Police detained three foreigners (aged between 37 and 38), on Friday, who were singing the Nazi-era German national anthem on a plane from Düsseldorf to Prague.
According to CTK, Instead of the current version of the anthem, they “performed” verses of “Das Deutschlandlied” which included the words “Deutschland, Deutschland uber alles, uber alles in der Welt,” the version of the song used prior to, and during, Adolf Hitler’s regime.
The words translate to “Germany above all, above all in the world.”
The three men have been arrested by the foreign police after the plane landed at Prague Airport and now they could face up to three years in prison.
The German anthem and the Nazi problem
When Adolf Hitler rose to power in the 1930s, the Nazi regime misused the first verse – “Deutschland über alles” – to emphasize what they saw as Germany’s superiority to all other nations.
That’s why the Allies prohibited the public singing of the “Lied der Deutschen” (composed by the Austrian Joseph Haydn and first performed in 1797 to honor Holy Roman Emperor Francis II), after they vanquished Nazi Germany to bring World War II to an end in 1945.
The original intention of the lyrics was to advocate for a unified Germany, as opposed to the confederation of dozens of sovereign states that existed at the time, and the song was installed as the national anthem in 1922.
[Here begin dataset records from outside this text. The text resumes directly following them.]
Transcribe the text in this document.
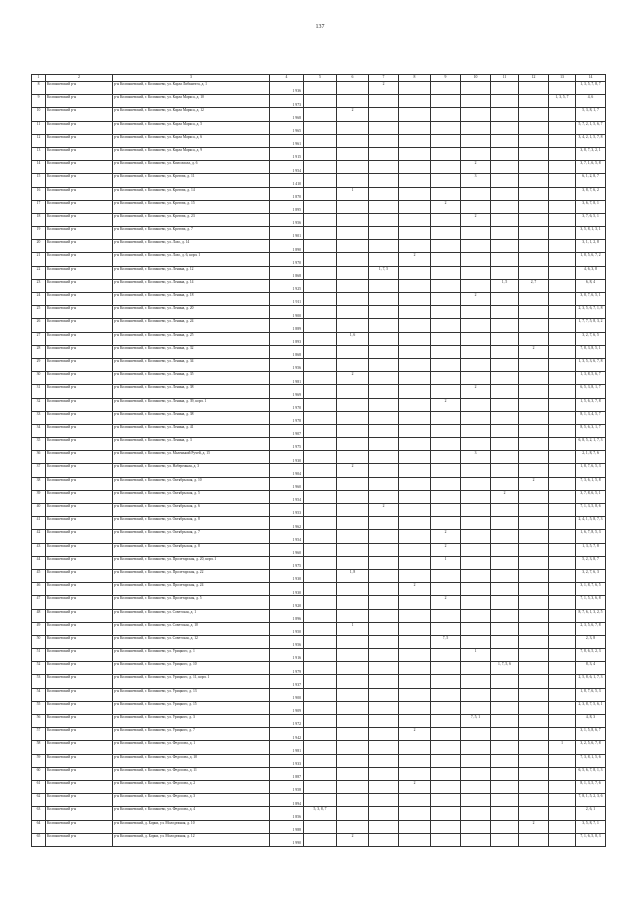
137
1	2	3	4	5	6	7	8	9	10	11	12	13	14
8	Колпашевский р-н	р-н Колпашевский, г. Колпашево, ул. Карла Либкнехта, д. 1	1 936			2							1, 3, 5, 7, 8, 7
9	Колпашевский р-н	р-н Колпашевский, г. Колпашево, ул. Карла Маркса, д. 10	1 973									1, 3, 5, 7	4, 6
10	Колпашевский р-н	р-н Колпашевский, г. Колпашево, ул. Карла Маркса, д. 12	1 968		2								5, 3, 8, 1, 7
11	Колпашевский р-н	р-н Колпашевский, г. Колпашево, ул. Карла Маркса, д. 5	1 965										5, 7, 2, 1, 5, 6, 7
12	Колпашевский р-н	р-н Колпашевский, г. Колпашево, ул. Карла Маркса, д. 6	1 961										3, 4, 2, 1, 5, 7, 8
13	Колпашевский р-н	р-н Колпашевский, г. Колпашево, ул. Карла Маркса, д. 9	1 915										3, 8, 7, 3, 2, 1
14	Колпашевский р-н	р-н Колпашевский, г. Колпашево, ул. Комсомола, д. 6	1 954						2				3, 7, 1, 6, 5, 8
15	Колпашевский р-н	р-н Колпашевский, г. Колпашево, ул. Кротова, д. 11	1 410						3				6, 1, 2, 8, 7
16	Колпашевский р-н	р-н Колпашевский, г. Колпашево, ул. Кротова, д. 14	1 870		1								3, 8, 7, 6, 2
17	Колпашевский р-н	р-н Колпашевский, г. Колпашево, ул. Кротова, д. 15	1 895					2					3, 6, 7, 8, 1
18	Колпашевский р-н	р-н Колпашевский, г. Колпашево, ул. Кротова, д. 23	1 956						2				3, 7, 6, 5, 1
19	Колпашевский р-н	р-н Колпашевский, г. Колпашево, ул. Кротова, д. 7	1 901										3, 5, 8, 1, 3, 1
20	Колпашевский р-н	р-н Колпашевский, г. Колпашево, ул. Лазо, д. 14	1 890										3, 1, 1, 2, 8
21	Колпашевский р-н	р-н Колпашевский, г. Колпашево, ул. Лазо, д. 6, корп. 1	1 970				2						1, 8, 5, 6, 7, 2
22	Колпашевский р-н	р-н Колпашевский, г. Колпашево, ул. Ленина, д. 12	1 868			1, 7, 5							4, 6, 3, 8
23	Колпашевский р-н	р-н Колпашевский, г. Колпашево, ул. Ленина, д. 14	1 925							1, 5	2, 7		6, 8, 4
24	Колпашевский р-н	р-н Колпашевский, г. Колпашево, ул. Ленина, д. 18	1 911						2				3, 8, 7, 6, 5, 1
25	Колпашевский р-н	р-н Колпашевский, г. Колпашево, ул. Ленина, д. 20	1 900										2, 3, 5, 6, 7, 1, 8
26	Колпашевский р-н	р-н Колпашевский, г. Колпашево, ул. Ленина, д. 24	1 889										1, 7, 7, 5, 8, 3, 2
27	Колпашевский р-н	р-н Колпашевский, г. Колпашево, ул. Ленина, д. 25	1 893		1, 6								3, 2, 7, 6, 5
28	Колпашевский р-н	р-н Колпашевский, г. Колпашево, ул. Ленина, д. 32	1 868								2		7, 8, 3, 8, 5, 1
29	Колпашевский р-н	р-н Колпашевский, г. Колпашево, ул. Ленина, д. 34	1 956										1, 3, 5, 3, 6, 7, 8
30	Колпашевский р-н	р-н Колпашевский, г. Колпашево, ул. Ленина, д. 35	1 981		2								1, 3, 8, 5, 6, 7
31	Колпашевский р-н	р-н Колпашевский, г. Колпашево, ул. Ленина, д. 38	1 969						2				6, 5, 3, 8, 1, 7
32	Колпашевский р-н	р-н Колпашевский, г. Колпашево, ул. Ленина, д. 39, корп. 1	1 970					2					1, 5, 6, 3, 7, 8
33	Колпашевский р-н	р-н Колпашевский, г. Колпашево, ул. Ленина, д. 38	1 978										8, 1, 3, 4, 5, 7
34	Колпашевский р-н	р-н Колпашевский, г. Колпашево, ул. Ленина, д. 41	1 907										8, 5, 6, 3, 1, 7
35	Колпашевский р-н	р-н Колпашевский, г. Колпашево, ул. Ленина, д. 3	1 975										6, 8, 5, 2, 1, 7, 3
36	Колпашевский р-н	р-н Колпашевский, г. Колпашево, ул. Маленький Ручей, д. 15	1 930						3				2, 1, 8, 7, 6
37	Колпашевский р-н	р-н Колпашевский, г. Колпашево, ул. Набережная, д. 3	1 904		2								1, 8, 7, 6, 5, 3
38	Колпашевский р-н	р-н Колпашевский, г. Колпашево, ул. Октябрьская, д. 10	1 960								2		7, 3, 6, 1, 5, 8
39	Колпашевский р-н	р-н Колпашевский, г. Колпашево, ул. Октябрьская, д. 5	1 954							2			3, 7, 8, 6, 5, 1
40	Колпашевский р-н	р-н Колпашевский, г. Колпашево, ул. Октябрьская, д. 6	1 953			2							7, 1, 3, 5, 8, 6
41	Колпашевский р-н	р-н Колпашевский, г. Колпашево, ул. Октябрьская, д. 8	1 962										2, 4, 1, 5, 8, 7, 3
42	Колпашевский р-н	р-н Колпашевский, г. Колпашево, ул. Октябрьская, д. 7	1 954					2					1, 6, 7, 8, 5, 3
43	Колпашевский р-н	р-н Колпашевский, г. Колпашево, ул. Октябрьская, д. 8	1 960					2					1, 3, 5, 7, 8
44	Колпашевский р-н	р-н Колпашевский, г. Колпашево, ул. Пролетарская, д. 20, корп. 1	1 975					1					5, 2, 3, 8, 7
45	Колпашевский р-н	р-н Колпашевский, г. Колпашево, ул. Пролетарская, д. 22	1 930		1, 8								3, 2, 7, 6, 3
46	Колпашевский р-н	р-н Колпашевский, г. Колпашево, ул. Пролетарская, д. 24	1 930				2						3, 1, 8, 7, 6, 5
47	Колпашевский р-н	р-н Колпашевский, г. Колпашево, ул. Пролетарская, д. 5	1 920					2					7, 1, 5, 3, 6, 8
48	Колпашевский р-н	р-н Колпашевский, г. Колпашево, ул. Советская, д. 1	1 896										8, 7, 6, 1, 3, 2, 5
49	Колпашевский р-н	р-н Колпашевский, г. Колпашево, ул. Советская, д. 10	1 950		1								2, 3, 5, 6, 7, 8
50	Колпашевский р-н	р-н Колпашевский, г. Колпашево, ул. Советская, д. 12	1 956					7, 5					2, 3, 8
51	Колпашевский р-н	р-н Колпашевский, г. Колпашево, ул. Урицкого, д. 1	1 916						1				7, 8, 6, 5, 2, 3
52	Колпашевский р-н	р-н Колпашевский, г. Колпашево, ул. Урицкого, д. 10	1 979							1, 7, 5, 6			8, 3, 4
53	Колпашевский р-н	р-н Колпашевский, г. Колпашево, ул. Урицкого, д. 11, корп. 1	1 937										2, 5, 8, 6, 1, 7, 3
54	Колпашевский р-н	р-н Колпашевский, г. Колпашево, ул. Урицкого, д. 13	1 900										1, 8, 7, 6, 5, 3
55	Колпашевский р-н	р-н Колпашевский, г. Колпашево, ул. Урицкого, д. 15	1 909										2, 3, 8, 7, 5, 6, 1
56	Колпашевский р-н	р-н Колпашевский, г. Колпашево, ул. Урицкого, д. 3	1 972						7, 5, 1				4, 8, 3
57	Колпашевский р-н	р-н Колпашевский, г. Колпашево, ул. Урицкого, д. 7	1 942				2						3, 1, 5, 8, 6, 7
58	Колпашевский р-н	р-н Колпашевский, г. Колпашево, ул. Федосова, д. 1	1 981									1	3, 2, 5, 6, 7, 8
59	Колпашевский р-н	р-н Колпашевский, г. Колпашево, ул. Федосова, д. 10	1 933										7, 3, 8, 1, 5, 6
60	Колпашевский р-н	р-н Колпашевский, г. Колпашево, ул. Федосова, д. 11	1 887										6, 5, 6, 7, 8, 1, 3
61	Колпашевский р-н	р-н Колпашевский, г. Колпашево, ул. Федосова, д. 2	1 958				2						8, 1, 3, 5, 7, 6
62	Колпашевский р-н	р-н Колпашевский, г. Колпашево, ул. Федосова, д. 3	1 894										7, 8, 1, 5, 2, 3, 6
63	Колпашевский р-н	р-н Колпашевский, г. Колпашево, ул. Федосова, д. 4	1 856	5, 3, 8, 7									2, 6, 1
64	Колпашевский р-н	р-н Колпашевский, д. Борки, ул. Молодежная, д. 10	1 988								2		3, 5, 8, 7, 1
65	Колпашевский р-н	р-н Колпашевский, д. Борки, ул. Молодежная, д. 12	1 990		2								7, 1, 6, 5, 8, 3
When Chancellor Konrad Adenauer requested to reintroduce the song as the national anthem of West Germany in 1952, he made it very clear that only the third verse would be sung. It begins with “Einigkeit und Recht und Freiheit / Für das deutsche Vaterland,” which translates to “Unity and justice and freedom / for the German fatherland.”
The former communist East Germany had its own hymn, “Auferstanden aus Ruinen,” or Risen from the Ruins.” In 1991, a year after reunification, all of Germany then adopted the third stanza of the “Song of Germany” as its unified anthem.
Thus, today, the German national anthem consists of just this third verse.